Israel’s strategy with the Palestinian prisoners, in an attempt to circumvent international humanitarian law, begins by not recognizing the Palestinians as “combatants,” a definition that is clear in the UN conventions and resolutions. The conflict between Israel and Palestine, is, under international law, an international conflict, and the struggle of the Palestinians one of self determination against a foreign occupation. This means that all the Palestinians taken by Israel are, according to the rule of international law, considered “war prisoners.” This means that Palestinian prisoners are under the protection of international law, beginning with the Geneva Conventions.

The human rights organizations in Israel, as well as in Palestine and all over the world, agree that the conditions for many prisoners inside Israeli prisons is at the limit of torture. Many of them suffer health problems without the possibility of receiving adequate healthcare or to be visited by a doctor for specific medial treatments. In addition, there is an insufficient number of prison cells compared to the growing prisoner population, which means that prisoners must share the same space, sometimes with more than 20 to a cell. Moreover, the prisoners are subjected daily to violence at the hands of soldiers and police, and humiliation is a common factor of the relationship between the guards and the prisoners.
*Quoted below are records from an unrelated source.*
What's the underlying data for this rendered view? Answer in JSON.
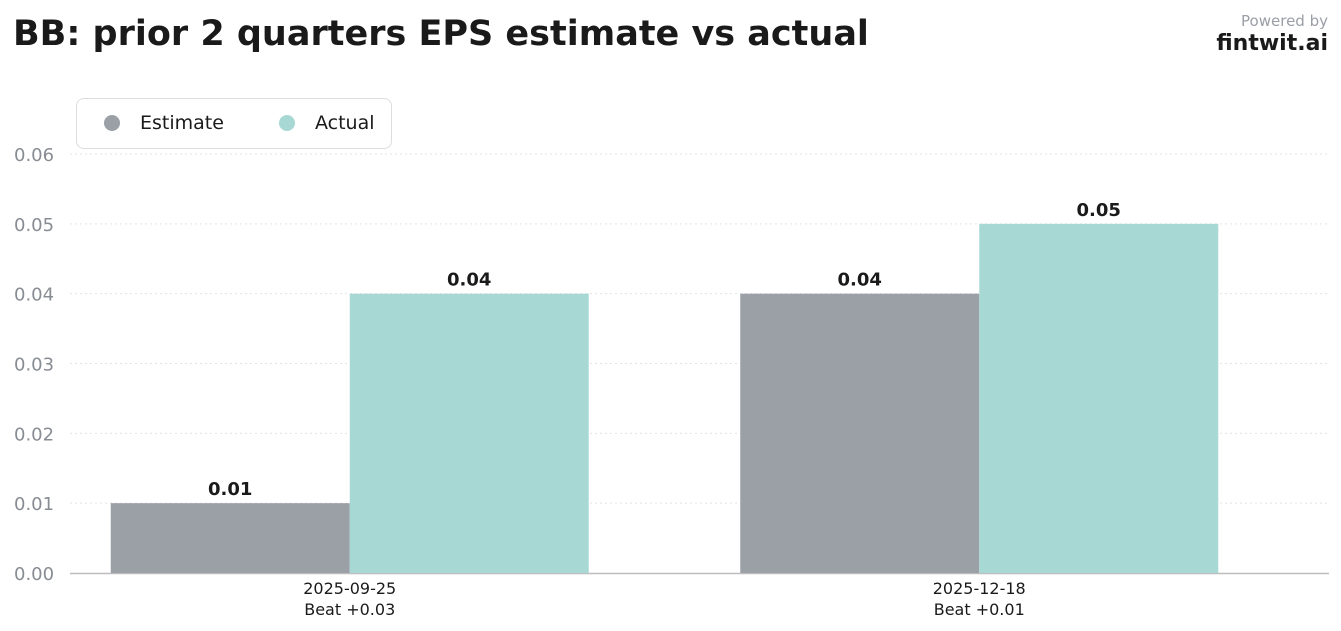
{
  "header": {
    "title": "BB: prior 2 quarters EPS estimate vs actual",
    "powered_by": "Powered by",
    "brand": "fintwit.ai"
  },
  "chart_data": {
    "type": "bar",
    "title": "BB: prior 2 quarters EPS estimate vs actual",
    "categories": [
      "2025-09-25",
      "2025-12-18"
    ],
    "category_sublabels": [
      "Beat +0.03",
      "Beat +0.01"
    ],
    "series": [
      {
        "name": "Estimate",
        "values": [
          0.01,
          0.04
        ],
        "color": "#9b9fa6"
      },
      {
        "name": "Actual",
        "values": [
          0.04,
          0.05
        ],
        "color": "#a8d8d4"
      }
    ],
    "value_labels": [
      [
        "0.01",
        "0.04"
      ],
      [
        "0.04",
        "0.05"
      ]
    ],
    "ylim": [
      0,
      0.06
    ],
    "yticks": [
      "0.00",
      "0.01",
      "0.02",
      "0.03",
      "0.04",
      "0.05",
      "0.06"
    ],
    "grid": true,
    "legend_position": "top-left"
  }
}
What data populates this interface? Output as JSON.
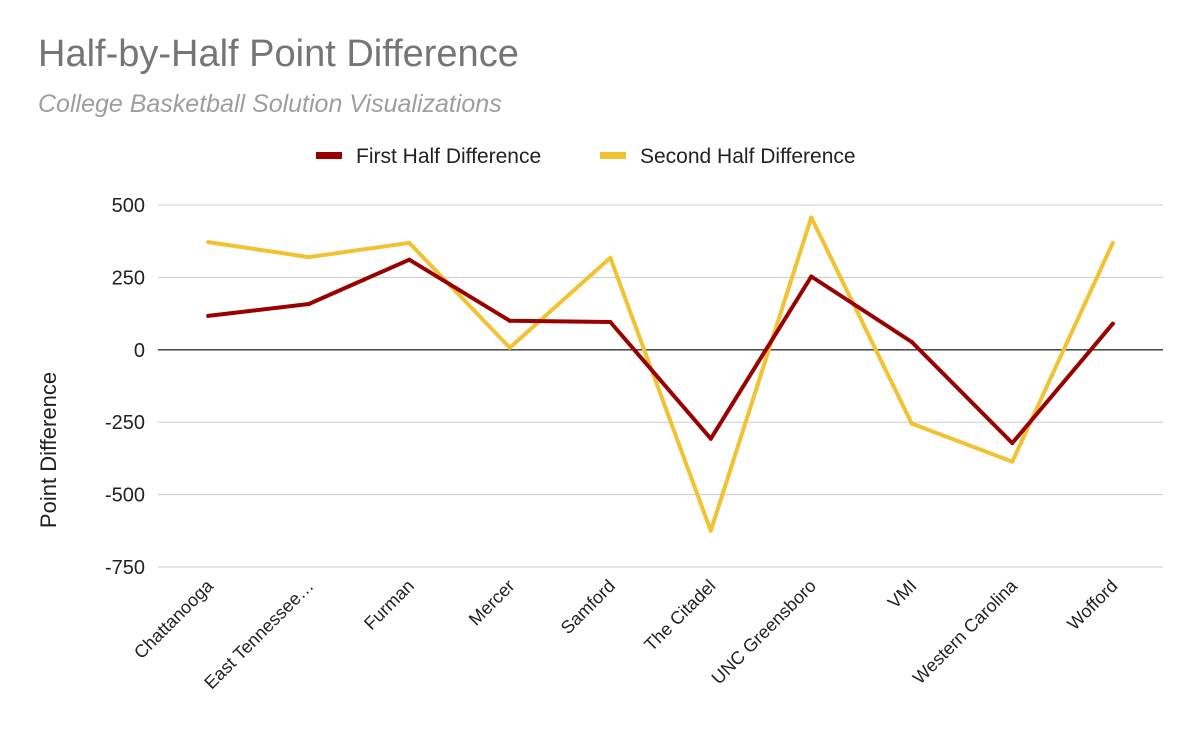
{
  "chart_data": {
    "type": "line",
    "title": "Half-by-Half Point Difference",
    "subtitle": "College Basketball Solution Visualizations",
    "xlabel": "",
    "ylabel": "Point Difference",
    "categories": [
      "Chattanooga",
      "East Tennessee…",
      "Furman",
      "Mercer",
      "Samford",
      "The Citadel",
      "UNC Greensboro",
      "VMI",
      "Western Carolina",
      "Wofford"
    ],
    "series": [
      {
        "name": "First Half Difference",
        "color": "#990000",
        "values": [
          117,
          158,
          311,
          100,
          96,
          -307,
          253,
          27,
          -322,
          90
        ]
      },
      {
        "name": "Second Half Difference",
        "color": "#f1c232",
        "values": [
          372,
          320,
          369,
          7,
          318,
          -625,
          457,
          -255,
          -386,
          369
        ]
      }
    ],
    "ylim": [
      -750,
      500
    ],
    "yticks": [
      500,
      250,
      0,
      -250,
      -500,
      -750
    ],
    "ytick_labels": [
      "500",
      "250",
      "0",
      "-250",
      "-500",
      "-750"
    ],
    "grid": true,
    "legend": "top-center",
    "colors": {
      "gridline": "#cccccc",
      "zeroline": "#333333",
      "text": "#222222"
    }
  }
}
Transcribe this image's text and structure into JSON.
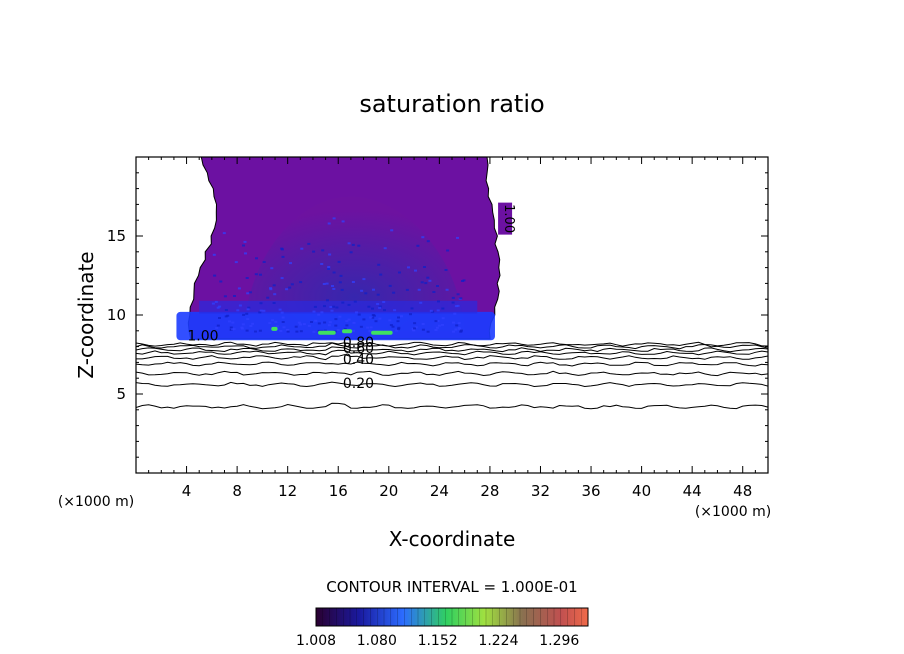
{
  "chart_data": {
    "type": "heatmap",
    "title": "saturation ratio",
    "xlabel": "X-coordinate",
    "ylabel": "Z-coordinate",
    "x_unit": "(×1000 m)",
    "y_unit": "(×1000 m)",
    "xlim": [
      0,
      50
    ],
    "ylim": [
      0,
      20
    ],
    "x_ticks": [
      4,
      8,
      12,
      16,
      20,
      24,
      28,
      32,
      36,
      40,
      44,
      48
    ],
    "y_ticks": [
      5,
      10,
      15
    ],
    "contour_interval_text": "CONTOUR INTERVAL = 1.000E-01",
    "contour_labels": [
      {
        "text": "1.00",
        "x": 29.2,
        "y": 16.1
      },
      {
        "text": "1.00",
        "x": 5.3,
        "y": 8.7
      },
      {
        "text": "0.80",
        "x": 17.6,
        "y": 8.3
      },
      {
        "text": "0.60",
        "x": 17.6,
        "y": 7.9
      },
      {
        "text": "0.40",
        "x": 17.6,
        "y": 7.2
      },
      {
        "text": "0.20",
        "x": 17.6,
        "y": 5.7
      }
    ],
    "contour_levels": [
      {
        "level": 0.1,
        "z": 4.2
      },
      {
        "level": 0.2,
        "z": 5.6
      },
      {
        "level": 0.3,
        "z": 6.3
      },
      {
        "level": 0.4,
        "z": 6.9
      },
      {
        "level": 0.5,
        "z": 7.3
      },
      {
        "level": 0.6,
        "z": 7.6
      },
      {
        "level": 0.7,
        "z": 7.8
      },
      {
        "level": 0.8,
        "z": 8.0
      },
      {
        "level": 0.9,
        "z": 8.15
      }
    ],
    "supersaturated_region": {
      "x_range": [
        3.2,
        28.6
      ],
      "z_range": [
        8.4,
        20
      ],
      "base_value_range": [
        1.008,
        1.1
      ],
      "max_near_base": 1.16
    },
    "colorbar": {
      "ticks": [
        "1.008",
        "1.080",
        "1.152",
        "1.224",
        "1.296"
      ],
      "range": [
        1.008,
        1.33
      ]
    }
  }
}
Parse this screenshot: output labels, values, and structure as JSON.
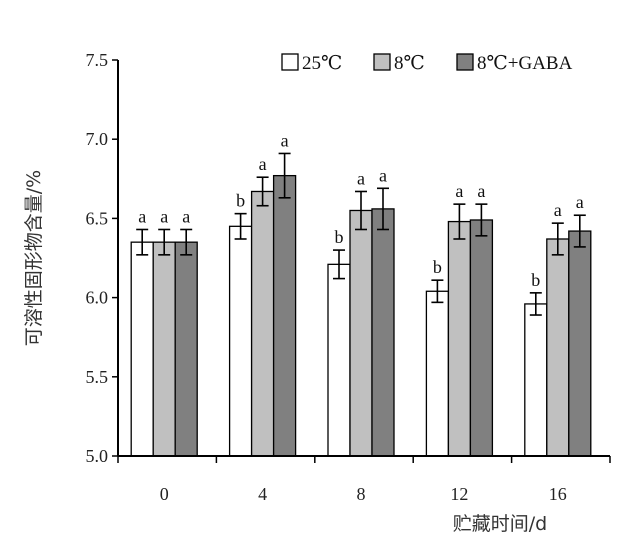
{
  "chart_data": {
    "type": "bar",
    "title": "",
    "xlabel": "贮藏时间/d",
    "ylabel": "可溶性固形物含量/%",
    "ylim": [
      5.0,
      7.5
    ],
    "yticks": [
      "5.0",
      "5.5",
      "6.0",
      "6.5",
      "7.0",
      "7.5"
    ],
    "categories": [
      "0",
      "4",
      "8",
      "12",
      "16"
    ],
    "legend_position": "top-right",
    "grid": false,
    "series": [
      {
        "name": "25℃",
        "color": "#ffffff",
        "values": [
          6.35,
          6.45,
          6.21,
          6.04,
          5.96
        ],
        "errors": [
          0.08,
          0.08,
          0.09,
          0.07,
          0.07
        ],
        "labels": [
          "a",
          "b",
          "b",
          "b",
          "b"
        ]
      },
      {
        "name": "8℃",
        "color": "#c0c0c0",
        "values": [
          6.35,
          6.67,
          6.55,
          6.48,
          6.37
        ],
        "errors": [
          0.08,
          0.09,
          0.12,
          0.11,
          0.1
        ],
        "labels": [
          "a",
          "a",
          "a",
          "a",
          "a"
        ]
      },
      {
        "name": "8℃+GABA",
        "color": "#808080",
        "values": [
          6.35,
          6.77,
          6.56,
          6.49,
          6.42
        ],
        "errors": [
          0.08,
          0.14,
          0.13,
          0.1,
          0.1
        ],
        "labels": [
          "a",
          "a",
          "a",
          "a",
          "a"
        ]
      }
    ]
  }
}
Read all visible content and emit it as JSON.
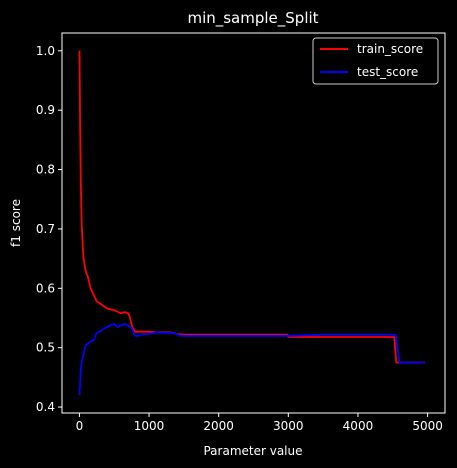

The imprisonment of children and pregnant women by itself is a clear symptom of the total refusal by Israel to improve the human rights situation, indicates that Israel continues in their policy of dehumanizing the Palestinian people.

At some point in the future, Israel will have to face the effects of their policies, first of all when it will begin a process of normalization with the future State of Palestine. But, the main problem at the moment is the growing resentment of Palestinian families with relatives in prison and of the prisoners which will impact future relations with the Israeli government.

On 25 March, Shishad Mohamad Shihad, a 15-years-old male, was released after 14 months in prison. Shihad was detained in three different prisons, accused of throwing stones at a checkpoint. He was beaten for more than two hours before being forced to sign a confession. During his detention, he saw his parents only six times, and for less than one hour each time. During the period he spent in prison, he was frequently beaten and he kept inadequately nourished.

When we asked him regarding his hopes for the future, he answered, “I hope not to see soldiers any more in my daily life, like going to school and coming back home. And I hope that nobody has to live the same experience I lived during those 14 past months."

The hope of Shihad is the same hope of thousands of people in Palestine. On this day, we must remember that we cannot betray those hopes, and that “Never Again” must be a call to action against all human rights abuses, everywhere!